Mekânlar üzerinden de şiirsel betimlemelerle ilerliyoruz, bir kâbusun içinde gibiyiz. Dinmek bilmeyen fırtına, yağmurun çıkardığı sesler ve kokular eşliğinde hastane, kulübe ve ambar; karakterlerin duygu, düşünce, davranış ve konuşmalarıyla bütünleşerek atmosferi oluşturuyor. Kıyafetleri, kokuları, farklı davranışları nedeniyle uzaktan izlediğimiz alay edilen, horlanan ve dışlanan yoksulara daha yakından bakıyoruz. Bazen balık gibi bazen de at gibi kokuyorlar. İtilip kakılıyorlar. Kişiler üzerinden yadırgatıcı, irkiltici durumlar karşımıza hiç ummadığımız anlarda, özellikle cinselliğin yaşandığı bölümlerde ansızın çıkıveriyor. İntihar etmek isteyenlerin gittiği kule bize rüyalara çekiyor. Gerçeklik etkisini kuvvetlendiren ayrıntılar bunlar aslında. Kasvet ve karanlık, ruhumuzu alabildiğine daraltıyor.

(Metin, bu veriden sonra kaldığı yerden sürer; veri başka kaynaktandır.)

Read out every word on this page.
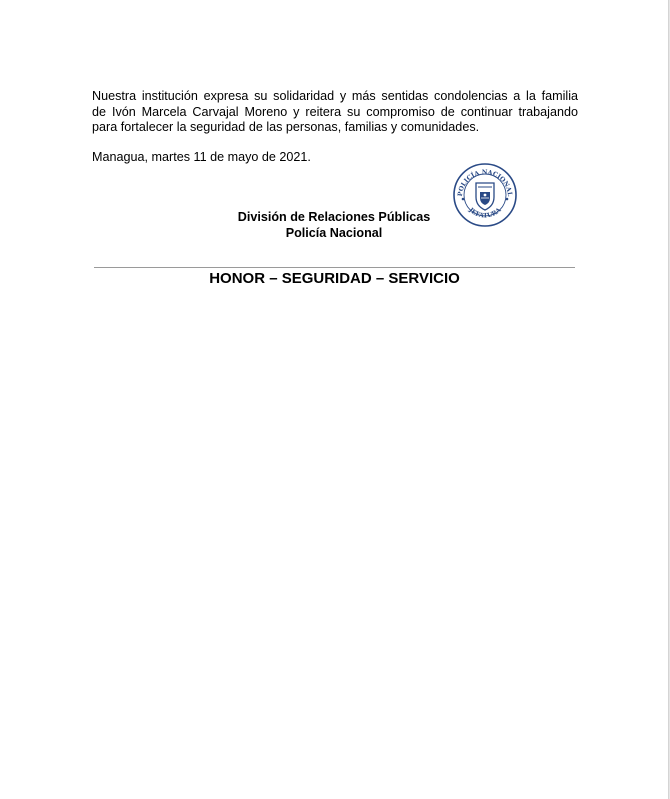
Nuestra institución expresa su solidaridad y más sentidas condolencias a la familia
de Ivón Marcela Carvajal Moreno y reitera su compromiso de continuar trabajando
para fortalecer la seguridad de las personas, familias y comunidades.
Managua, martes 11 de mayo de 2021.
POLICÍA NACIONAL
JEFATURA
División de Relaciones Públicas
Policía Nacional
HONOR – SEGURIDAD – SERVICIO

Sınırlı üçüncü kişinin bakış açısıyla oda, renkler, sesler canlanıyor. Romanın her bölümünde anlatıcı değişiyor: Müşfik, Müşfik’in annesi Zülal, Müşfik’in babası, ve gözlemci anlatıcı merkezde yer alıyor. Anlatım, şiirsellik, diyalog ve betimlemelerin hassas bir biçimde dengelendiği metinde; hemen her cümlede yazarın anlatacağı hikâye için en uygun dili aradığının işaretlerini görüyoruz. Gözlemci anlatıcının sınırlarını genişletmek amacıyla, birinci tekil kişi anlatıcının devreye girdiği bölümler önemli bir gösterge oluşturuyor. Karakterlerin karmaşık belleklerinde imgeler olağanüstülüklerle ve rüyalarla buluşuyor.
Balık Boğulması’nı klişelerin yeniden üretildiği ya da bozulduğu polisiye roman olarak değerlendiremeyeceğimizi düşünüyorum. Elimizde ustaca kurgulanmış, zengin sözcük kullanımıyla doyurucu, merakımızı her an canlı tutan nitelikli bir edebi roman bulunuyor. Ulusal bir alegori olarak da derinlikli çözümlemelerin önünü açıyor metin. Bu, merkezinde yoksulların, delilerin, sakatların olduğu bir okuma olabilir. Gizlenenleri açığa çıkarıyor, görmezden geldiklerimize söz veriyor. Kendimizi ve dışlanan ötekileri anlamaya çalışıyoruz, edebiyat bunun için de var. Yoksullar varlıklarıyla ışıldamaya başlıyor. Bilecik’i denizi varmış gibi hayal edebiliriz. Sahi, Bilecik neyin metaforu? Şiirsellikten kaynaklanan bütün belirsizlikler okuru daha aktif kılıyor, her ne kadar son yaklaştıkça etkisi azalsa da. Biçimsel gerçekçilik artık yetersiz, olup bitene dışarıdan bakmak da öyle. Bora Abdo metaforlar ve alegorik yapı aracılığıyla aslında bir toplumu yoksulların gözünden anlatmanın yollarını arıyor. Bunu hakkıyla başarıyor da.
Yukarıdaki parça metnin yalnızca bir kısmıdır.